One way of applying the force F is by striking it evenly downward with a rubber hammer along the circumference of the casing until the casing is disengaged from the guide vanes, as shown in fig. 5. Even if a rubber hammer is used for knocking, the whole ring of guide vanes are restrained, so that the casing is easy to have component force with the guide vanes, and the clamping condition cannot occur.

Although the present invention has been disclosed in terms of the preferred embodiment, it is not intended to limit the invention, and variations and modifications may be made by one skilled in the art without departing from the spirit and scope of the invention. Therefore, any modification, equivalent change and modification of the above embodiments according to the technical essence of the present invention are within the protection scope defined by the claims of the present invention, unless the technical essence of the present invention departs from the content of the present invention.

Claims

1. Aeroengine fan outlet guide vane subassembly's decomposition technology, this fan outlet guide vane subassembly include cartridge and fix whole circle guide vane in the cartridge, its characterized in that includes:

removing the threaded fastener of the guide vane and the casing;

transferring the whole circle of guide vanes to a platform;

2. The disassembly process of claim 1, wherein the upper or lower clamp plate is configured to include an inner ring, an outer ring, and a plurality of bridges connected between the inner and outer rings.

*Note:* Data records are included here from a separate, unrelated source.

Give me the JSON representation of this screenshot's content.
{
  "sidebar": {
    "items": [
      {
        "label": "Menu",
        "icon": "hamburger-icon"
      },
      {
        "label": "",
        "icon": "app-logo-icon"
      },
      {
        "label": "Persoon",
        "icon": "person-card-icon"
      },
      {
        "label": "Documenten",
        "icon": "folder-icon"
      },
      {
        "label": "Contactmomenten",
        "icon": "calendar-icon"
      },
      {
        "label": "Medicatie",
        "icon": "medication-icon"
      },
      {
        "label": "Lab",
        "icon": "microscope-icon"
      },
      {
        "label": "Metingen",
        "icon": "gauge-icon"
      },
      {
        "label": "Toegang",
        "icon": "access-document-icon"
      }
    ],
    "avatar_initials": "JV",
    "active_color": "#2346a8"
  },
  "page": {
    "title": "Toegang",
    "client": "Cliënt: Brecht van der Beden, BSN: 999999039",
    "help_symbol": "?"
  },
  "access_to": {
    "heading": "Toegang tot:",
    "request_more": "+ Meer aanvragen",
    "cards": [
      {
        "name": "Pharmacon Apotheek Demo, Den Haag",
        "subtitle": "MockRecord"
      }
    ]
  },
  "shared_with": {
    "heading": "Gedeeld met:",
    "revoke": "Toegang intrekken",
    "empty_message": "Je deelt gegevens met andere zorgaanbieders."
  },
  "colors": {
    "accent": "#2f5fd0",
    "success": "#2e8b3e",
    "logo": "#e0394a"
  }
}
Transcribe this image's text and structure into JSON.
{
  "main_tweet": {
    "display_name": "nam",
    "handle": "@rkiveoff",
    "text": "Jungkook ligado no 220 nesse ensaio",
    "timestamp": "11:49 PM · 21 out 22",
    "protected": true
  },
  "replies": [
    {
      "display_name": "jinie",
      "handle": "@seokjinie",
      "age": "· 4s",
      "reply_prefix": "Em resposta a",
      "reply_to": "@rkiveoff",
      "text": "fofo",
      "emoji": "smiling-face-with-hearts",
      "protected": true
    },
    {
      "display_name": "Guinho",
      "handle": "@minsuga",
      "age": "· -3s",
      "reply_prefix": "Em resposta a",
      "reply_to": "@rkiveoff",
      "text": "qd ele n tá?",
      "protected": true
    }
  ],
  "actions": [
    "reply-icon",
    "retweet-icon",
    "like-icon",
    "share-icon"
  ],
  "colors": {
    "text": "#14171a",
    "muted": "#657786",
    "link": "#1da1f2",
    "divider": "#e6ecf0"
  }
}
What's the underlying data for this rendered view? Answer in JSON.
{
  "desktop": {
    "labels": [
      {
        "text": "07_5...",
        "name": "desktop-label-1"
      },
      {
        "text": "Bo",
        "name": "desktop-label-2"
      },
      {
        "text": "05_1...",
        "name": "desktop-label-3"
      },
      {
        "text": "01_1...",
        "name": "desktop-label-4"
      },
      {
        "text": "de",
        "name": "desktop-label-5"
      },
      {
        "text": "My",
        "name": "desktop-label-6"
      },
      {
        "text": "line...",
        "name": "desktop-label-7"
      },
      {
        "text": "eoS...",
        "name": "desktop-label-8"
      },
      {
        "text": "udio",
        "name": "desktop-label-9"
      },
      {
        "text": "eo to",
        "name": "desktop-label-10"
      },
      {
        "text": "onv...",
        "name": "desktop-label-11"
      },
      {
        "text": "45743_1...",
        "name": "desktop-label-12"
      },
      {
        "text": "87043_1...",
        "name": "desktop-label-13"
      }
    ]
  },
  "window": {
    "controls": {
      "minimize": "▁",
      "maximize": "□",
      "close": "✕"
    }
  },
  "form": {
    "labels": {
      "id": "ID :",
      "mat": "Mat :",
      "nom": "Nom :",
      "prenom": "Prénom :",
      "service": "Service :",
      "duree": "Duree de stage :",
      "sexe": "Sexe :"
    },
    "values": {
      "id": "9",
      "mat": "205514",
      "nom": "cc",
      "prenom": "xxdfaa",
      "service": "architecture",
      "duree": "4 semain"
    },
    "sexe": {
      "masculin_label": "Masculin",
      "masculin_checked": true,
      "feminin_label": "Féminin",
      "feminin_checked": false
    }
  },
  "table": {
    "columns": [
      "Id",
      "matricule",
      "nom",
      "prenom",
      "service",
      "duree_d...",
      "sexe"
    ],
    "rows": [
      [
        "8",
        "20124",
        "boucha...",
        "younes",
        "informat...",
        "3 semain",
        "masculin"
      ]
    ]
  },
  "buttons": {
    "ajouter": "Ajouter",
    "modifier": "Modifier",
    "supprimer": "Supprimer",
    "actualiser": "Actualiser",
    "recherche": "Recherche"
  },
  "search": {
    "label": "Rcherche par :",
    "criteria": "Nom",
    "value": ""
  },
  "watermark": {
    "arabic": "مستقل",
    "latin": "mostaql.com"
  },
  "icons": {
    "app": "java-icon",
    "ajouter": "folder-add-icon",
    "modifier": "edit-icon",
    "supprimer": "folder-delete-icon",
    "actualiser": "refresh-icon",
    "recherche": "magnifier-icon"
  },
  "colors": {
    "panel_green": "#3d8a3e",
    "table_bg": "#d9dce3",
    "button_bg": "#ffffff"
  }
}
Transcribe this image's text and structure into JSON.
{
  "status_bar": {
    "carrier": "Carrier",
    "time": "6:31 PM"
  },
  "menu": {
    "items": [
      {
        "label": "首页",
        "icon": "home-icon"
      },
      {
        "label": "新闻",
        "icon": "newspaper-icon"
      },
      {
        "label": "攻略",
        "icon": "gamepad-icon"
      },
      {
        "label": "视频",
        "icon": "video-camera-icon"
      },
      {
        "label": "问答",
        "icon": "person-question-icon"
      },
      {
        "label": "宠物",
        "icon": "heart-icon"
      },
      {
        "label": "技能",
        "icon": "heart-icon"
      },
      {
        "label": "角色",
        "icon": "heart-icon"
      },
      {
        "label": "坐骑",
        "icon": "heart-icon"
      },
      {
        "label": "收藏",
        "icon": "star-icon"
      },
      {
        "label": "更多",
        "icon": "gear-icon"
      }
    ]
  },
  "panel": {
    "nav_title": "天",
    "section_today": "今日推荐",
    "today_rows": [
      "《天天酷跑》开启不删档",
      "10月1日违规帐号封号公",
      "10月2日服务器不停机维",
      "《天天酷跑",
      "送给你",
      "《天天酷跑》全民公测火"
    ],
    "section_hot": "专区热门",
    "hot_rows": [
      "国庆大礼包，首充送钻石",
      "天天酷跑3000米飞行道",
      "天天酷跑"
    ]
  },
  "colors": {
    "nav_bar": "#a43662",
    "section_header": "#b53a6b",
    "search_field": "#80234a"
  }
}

3. The disassembly process of claim 2, wherein the long bolt is coupled between the bridge portions of the upper and lower jaws.

4. The disassembly process of claim 1, wherein an eye bolt is fixed to the upper clamping plate, and then a universal three-jaw hanger is mounted to the eye bolt, and the lifting device grabs the three-jaw hanger to lift the casing and the guide blade simultaneously.

5. The disassembly process of claim 4, wherein the eye bolt is secured to the inner ring of the upper clamp plate.

6. The decomposition process according to claim 1, wherein the casing is uniformly struck downward by a rubber hammer along the circumference of the outer edge of the casing until the casing is separated from the guide vanes.